Open Education Handbook/Education: traditional & open

The full effect of open education is yet to be seen. It is likely that the cultural shift that is needed for open education to reach its potential will take time, and despite the speed of change in the technology area open education is still in its infancy.

However studies have been carried out to gauge the effect of Open Educational Resources (OER) use on teaching and learning. The Jisc OER Impact Study was conducted between November 2010 and June 2011 by a team from the University of Oxford. It concluded in July 2011, reporting that the main impact factors of OER are pedagogic, attitudinal, logistical and strategic.

Some argue that OER have so far failed to reach their potential.
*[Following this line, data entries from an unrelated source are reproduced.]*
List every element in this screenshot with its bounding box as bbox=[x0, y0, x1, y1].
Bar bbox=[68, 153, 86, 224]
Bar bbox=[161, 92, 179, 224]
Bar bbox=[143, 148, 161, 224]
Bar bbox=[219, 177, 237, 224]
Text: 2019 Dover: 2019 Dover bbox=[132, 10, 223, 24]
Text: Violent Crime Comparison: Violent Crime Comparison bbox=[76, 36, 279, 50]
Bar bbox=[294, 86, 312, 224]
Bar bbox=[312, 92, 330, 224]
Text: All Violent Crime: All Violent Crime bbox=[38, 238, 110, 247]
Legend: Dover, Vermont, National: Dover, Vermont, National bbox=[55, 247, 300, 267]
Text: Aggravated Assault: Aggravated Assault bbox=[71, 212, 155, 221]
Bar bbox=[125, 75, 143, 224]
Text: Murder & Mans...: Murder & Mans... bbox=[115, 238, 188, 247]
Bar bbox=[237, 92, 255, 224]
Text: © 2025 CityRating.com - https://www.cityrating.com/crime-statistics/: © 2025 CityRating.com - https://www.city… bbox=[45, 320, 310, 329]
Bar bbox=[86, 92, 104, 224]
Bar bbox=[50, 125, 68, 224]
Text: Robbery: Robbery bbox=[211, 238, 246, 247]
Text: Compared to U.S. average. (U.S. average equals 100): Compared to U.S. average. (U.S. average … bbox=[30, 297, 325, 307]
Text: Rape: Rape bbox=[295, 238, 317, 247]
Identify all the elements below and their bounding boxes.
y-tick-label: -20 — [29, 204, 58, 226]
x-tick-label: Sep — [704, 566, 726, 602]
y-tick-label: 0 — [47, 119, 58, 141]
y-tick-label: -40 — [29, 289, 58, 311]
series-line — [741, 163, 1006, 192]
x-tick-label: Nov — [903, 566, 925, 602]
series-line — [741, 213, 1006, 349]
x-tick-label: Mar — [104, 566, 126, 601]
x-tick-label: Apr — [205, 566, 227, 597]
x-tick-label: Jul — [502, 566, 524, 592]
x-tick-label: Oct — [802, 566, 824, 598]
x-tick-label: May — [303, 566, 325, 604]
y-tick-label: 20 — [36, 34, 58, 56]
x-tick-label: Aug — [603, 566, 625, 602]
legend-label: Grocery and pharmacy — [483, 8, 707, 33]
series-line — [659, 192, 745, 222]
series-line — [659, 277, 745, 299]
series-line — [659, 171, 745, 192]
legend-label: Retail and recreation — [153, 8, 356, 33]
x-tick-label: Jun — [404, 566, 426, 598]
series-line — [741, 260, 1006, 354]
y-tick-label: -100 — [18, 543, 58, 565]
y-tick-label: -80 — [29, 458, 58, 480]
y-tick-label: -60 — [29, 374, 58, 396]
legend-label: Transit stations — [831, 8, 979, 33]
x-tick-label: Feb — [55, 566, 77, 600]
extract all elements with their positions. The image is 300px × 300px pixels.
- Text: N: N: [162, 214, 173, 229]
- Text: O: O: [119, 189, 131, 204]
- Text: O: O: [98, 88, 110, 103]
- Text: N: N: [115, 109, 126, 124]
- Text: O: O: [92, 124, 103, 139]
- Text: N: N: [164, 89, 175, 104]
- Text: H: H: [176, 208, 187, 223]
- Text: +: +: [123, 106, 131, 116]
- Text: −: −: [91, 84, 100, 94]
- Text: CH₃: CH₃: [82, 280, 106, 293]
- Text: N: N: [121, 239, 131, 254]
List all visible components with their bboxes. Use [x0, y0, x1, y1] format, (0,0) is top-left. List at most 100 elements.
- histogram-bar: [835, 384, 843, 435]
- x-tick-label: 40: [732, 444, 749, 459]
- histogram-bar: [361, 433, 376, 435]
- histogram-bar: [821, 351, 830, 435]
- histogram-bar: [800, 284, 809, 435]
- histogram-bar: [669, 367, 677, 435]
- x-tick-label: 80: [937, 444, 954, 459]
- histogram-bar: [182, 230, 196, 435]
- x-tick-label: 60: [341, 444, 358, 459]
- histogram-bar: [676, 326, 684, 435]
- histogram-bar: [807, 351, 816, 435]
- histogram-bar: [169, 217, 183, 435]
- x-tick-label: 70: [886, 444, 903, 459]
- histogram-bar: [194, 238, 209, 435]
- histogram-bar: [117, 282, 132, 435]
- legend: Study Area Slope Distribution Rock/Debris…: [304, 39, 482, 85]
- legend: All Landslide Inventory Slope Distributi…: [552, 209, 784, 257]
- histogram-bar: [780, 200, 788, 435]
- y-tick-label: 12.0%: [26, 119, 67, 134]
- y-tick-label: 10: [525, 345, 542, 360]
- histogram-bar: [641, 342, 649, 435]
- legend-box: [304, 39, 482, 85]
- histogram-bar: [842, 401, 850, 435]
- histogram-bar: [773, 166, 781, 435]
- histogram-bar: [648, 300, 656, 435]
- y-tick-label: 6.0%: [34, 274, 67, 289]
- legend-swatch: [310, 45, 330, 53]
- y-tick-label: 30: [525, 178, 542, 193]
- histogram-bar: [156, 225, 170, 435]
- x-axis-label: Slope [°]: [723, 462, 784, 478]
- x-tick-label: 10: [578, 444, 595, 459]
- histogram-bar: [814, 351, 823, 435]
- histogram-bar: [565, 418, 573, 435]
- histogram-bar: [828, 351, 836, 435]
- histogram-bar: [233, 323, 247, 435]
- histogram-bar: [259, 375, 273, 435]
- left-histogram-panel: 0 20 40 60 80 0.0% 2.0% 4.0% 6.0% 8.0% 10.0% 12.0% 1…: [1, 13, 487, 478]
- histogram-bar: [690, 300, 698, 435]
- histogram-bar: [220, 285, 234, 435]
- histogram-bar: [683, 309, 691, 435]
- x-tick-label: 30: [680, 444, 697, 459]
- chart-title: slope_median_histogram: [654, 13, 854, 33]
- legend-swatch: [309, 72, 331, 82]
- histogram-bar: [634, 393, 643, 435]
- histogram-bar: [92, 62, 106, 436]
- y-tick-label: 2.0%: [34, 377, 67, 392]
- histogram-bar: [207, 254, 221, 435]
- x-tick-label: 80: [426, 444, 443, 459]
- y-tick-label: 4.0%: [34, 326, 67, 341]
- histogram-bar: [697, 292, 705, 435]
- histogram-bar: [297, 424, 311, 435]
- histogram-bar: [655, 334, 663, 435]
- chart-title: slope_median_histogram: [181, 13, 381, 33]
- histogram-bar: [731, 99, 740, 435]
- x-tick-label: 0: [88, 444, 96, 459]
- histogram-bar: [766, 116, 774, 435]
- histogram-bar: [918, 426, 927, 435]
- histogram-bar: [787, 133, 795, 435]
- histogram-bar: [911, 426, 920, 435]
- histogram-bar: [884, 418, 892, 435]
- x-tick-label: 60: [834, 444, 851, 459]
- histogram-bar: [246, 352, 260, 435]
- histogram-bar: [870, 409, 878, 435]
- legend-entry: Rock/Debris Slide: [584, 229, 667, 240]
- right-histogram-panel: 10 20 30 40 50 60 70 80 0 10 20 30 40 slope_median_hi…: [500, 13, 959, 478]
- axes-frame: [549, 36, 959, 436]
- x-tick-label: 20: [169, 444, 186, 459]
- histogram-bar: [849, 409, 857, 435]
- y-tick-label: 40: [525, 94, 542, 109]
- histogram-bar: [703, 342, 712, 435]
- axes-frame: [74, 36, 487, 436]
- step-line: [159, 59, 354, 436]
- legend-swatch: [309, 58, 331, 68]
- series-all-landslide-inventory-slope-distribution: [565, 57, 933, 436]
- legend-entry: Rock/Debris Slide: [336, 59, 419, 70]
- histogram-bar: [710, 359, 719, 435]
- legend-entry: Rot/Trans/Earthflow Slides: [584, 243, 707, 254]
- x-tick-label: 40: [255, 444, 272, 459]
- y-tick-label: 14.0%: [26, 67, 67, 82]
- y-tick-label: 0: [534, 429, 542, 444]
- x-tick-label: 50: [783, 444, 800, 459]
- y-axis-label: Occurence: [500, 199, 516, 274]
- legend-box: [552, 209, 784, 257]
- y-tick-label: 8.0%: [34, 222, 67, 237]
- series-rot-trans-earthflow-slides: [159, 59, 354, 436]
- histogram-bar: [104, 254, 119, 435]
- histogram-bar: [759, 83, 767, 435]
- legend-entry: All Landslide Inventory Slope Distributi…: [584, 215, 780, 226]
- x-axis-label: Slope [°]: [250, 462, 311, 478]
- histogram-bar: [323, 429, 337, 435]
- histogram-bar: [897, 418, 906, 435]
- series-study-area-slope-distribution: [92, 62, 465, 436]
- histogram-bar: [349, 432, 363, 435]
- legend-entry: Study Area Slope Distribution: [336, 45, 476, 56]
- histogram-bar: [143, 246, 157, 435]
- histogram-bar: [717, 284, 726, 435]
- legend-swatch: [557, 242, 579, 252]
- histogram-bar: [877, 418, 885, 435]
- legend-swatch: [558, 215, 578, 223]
The paper Ten Years Later: Why Open Educational Resources Have Not Noticeably Affected Higher Education, and Why We Should Care notes that significant adoption hurdles to OER exist, including discoverability, quality control, failure to organise and acquisition.

One interesting area for discussion is the affect open online courses has on closed courses through the release of 'solutions' and 'answers'. Some open courseware providers specify that solutions to problems should not be shared online - but of course whether it is specified or not people share solutions, primarily with good intentions and for good reason. Jasmine Tsal talks about the "unspoken paradoxes between a closed, formal education and its simultaneous attempt to be “open”. Jasmine offers up three questions for discussion:

  1. How does a school reconcile the consequences of making a course open?
  2. Should a school rethink its policy on cheating?
  3. Should a school reflect upon the nature of its assignments?

Arguably the full impact of the open education movement has yet to be felt in traditional education. The OER Research Hub is the largest project collecting data on this topic and will be releasing reports in 2015.